Leser-Rezension zu „Artemis Fowl” von Eoin Colfer
am 8.10.2011
Als neuer Harry Potter im Fantasy-Bereich angekündigt, setzte sich Eoin Colfers Artemis Fowl" in Deutschland schnell in den oberen Bereichen der Bestsellerlisten fest. Für viele war ein solcher Vergleich das beste Kaufargument, bei einigen, darunter auch meiner Wenigkeit, sorgte diese Bezeichnung allerdings erstmal für Skepsis. Und die war im nachhinein durchaus berechtigt, wenn man beide Bücher auf inhaltlicher Ebene vergleicht, denn Gemeinsamkeiten lassen sich, abgesehen von der Tatsache, dass Fowl ähnlich jung ist wie Harry und der Plot in einer Fantasy-Umgebung spielt, partout nicht finden.

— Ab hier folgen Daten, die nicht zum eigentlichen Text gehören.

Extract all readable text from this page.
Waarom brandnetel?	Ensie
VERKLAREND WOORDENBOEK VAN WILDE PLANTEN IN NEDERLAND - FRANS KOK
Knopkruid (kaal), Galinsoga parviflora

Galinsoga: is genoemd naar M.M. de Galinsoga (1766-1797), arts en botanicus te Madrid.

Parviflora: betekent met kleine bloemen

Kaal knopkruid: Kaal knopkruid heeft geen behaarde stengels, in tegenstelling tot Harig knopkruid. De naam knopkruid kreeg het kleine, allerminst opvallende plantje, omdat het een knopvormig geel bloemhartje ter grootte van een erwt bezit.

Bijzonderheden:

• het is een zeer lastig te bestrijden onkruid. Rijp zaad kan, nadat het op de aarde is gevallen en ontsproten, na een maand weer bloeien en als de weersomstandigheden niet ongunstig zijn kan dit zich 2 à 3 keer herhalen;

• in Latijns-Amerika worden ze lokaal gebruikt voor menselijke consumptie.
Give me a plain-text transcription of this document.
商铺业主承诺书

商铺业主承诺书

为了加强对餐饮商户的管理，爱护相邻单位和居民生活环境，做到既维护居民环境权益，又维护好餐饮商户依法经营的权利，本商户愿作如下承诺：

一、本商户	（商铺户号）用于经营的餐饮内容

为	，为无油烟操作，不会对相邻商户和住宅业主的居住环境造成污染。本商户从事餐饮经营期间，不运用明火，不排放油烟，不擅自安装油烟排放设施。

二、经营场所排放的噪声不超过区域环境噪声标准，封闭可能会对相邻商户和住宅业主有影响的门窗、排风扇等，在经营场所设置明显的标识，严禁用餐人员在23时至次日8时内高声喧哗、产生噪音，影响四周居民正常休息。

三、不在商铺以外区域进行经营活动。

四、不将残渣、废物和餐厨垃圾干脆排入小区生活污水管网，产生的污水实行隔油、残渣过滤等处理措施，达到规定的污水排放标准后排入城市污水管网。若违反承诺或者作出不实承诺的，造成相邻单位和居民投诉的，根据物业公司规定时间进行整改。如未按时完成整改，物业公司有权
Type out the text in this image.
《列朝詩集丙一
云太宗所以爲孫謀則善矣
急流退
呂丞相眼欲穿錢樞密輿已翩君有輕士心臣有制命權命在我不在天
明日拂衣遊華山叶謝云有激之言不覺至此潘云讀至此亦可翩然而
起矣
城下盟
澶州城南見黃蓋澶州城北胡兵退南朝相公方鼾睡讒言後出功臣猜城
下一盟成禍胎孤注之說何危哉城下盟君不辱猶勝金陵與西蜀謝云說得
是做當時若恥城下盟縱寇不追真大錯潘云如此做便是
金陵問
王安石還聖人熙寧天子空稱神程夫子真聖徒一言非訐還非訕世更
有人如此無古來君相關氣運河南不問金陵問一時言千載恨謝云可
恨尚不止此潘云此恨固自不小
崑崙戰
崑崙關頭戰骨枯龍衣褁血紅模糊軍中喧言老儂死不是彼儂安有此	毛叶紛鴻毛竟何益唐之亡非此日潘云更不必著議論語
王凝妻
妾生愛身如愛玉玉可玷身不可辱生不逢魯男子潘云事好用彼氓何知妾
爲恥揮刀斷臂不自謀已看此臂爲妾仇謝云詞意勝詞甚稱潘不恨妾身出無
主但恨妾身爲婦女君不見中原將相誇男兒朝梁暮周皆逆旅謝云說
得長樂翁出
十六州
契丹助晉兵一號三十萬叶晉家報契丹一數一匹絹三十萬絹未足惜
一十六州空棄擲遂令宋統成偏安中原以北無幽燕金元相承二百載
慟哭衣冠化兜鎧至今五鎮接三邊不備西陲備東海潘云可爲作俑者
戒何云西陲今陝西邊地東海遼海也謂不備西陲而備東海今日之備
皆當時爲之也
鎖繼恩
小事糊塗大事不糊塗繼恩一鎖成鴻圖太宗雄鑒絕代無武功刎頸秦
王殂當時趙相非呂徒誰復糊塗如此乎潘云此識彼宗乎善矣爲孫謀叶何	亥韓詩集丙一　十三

Dafür verblüfft Colfer, in seiner Heimat Irland seit langer Zeit erfolgreicher Kinderbuchautor, mit vielen neuen, verrückten Ideen, die frischen Wind in das Genre bringen. Da ist an erster Stelle Fowl selbst zu nennen, ein 12-jähriges kriminelles, herzloses Verbrechergenie, dem alle Mittel Recht sind, um in den Besitz des legendären Goldschatzes der Elfen zu gelangen. Diesem kühlen, fiesen Teufel in Kindergestalt Sympathie entgegenzubringen fällt anfangs schwer, wenngleich auch ihm ein gewisser Charme nicht abgeht und die Figur hinter der Verbrecherfassade im weiteren Verlauf eine Tiefe und mögliche Dramatik erahnen lässt, die viel Potenzial für die kommenden Nachfolger birgt. Aber auch die Figuren der Gegenseite, Elfen, Trolle und Kobolde, die mit den fröhlichen Märchenfiguren aus anderen Büchern nicht viel gemein haben, sondern mit hochmoderner Technik in den Kampf ziehen, wissen, in erster Linie dank Colfers Wortwitz und humoristischen Beschreibungen, zu überzeugen. Überhaupt ist Artemis Fowl" erfrischend kurzweilig, wenngleich sich der Autor hier und da natürlich auch die Zeit nimmt, geschichtliche Hintergründe näher zu erläutern.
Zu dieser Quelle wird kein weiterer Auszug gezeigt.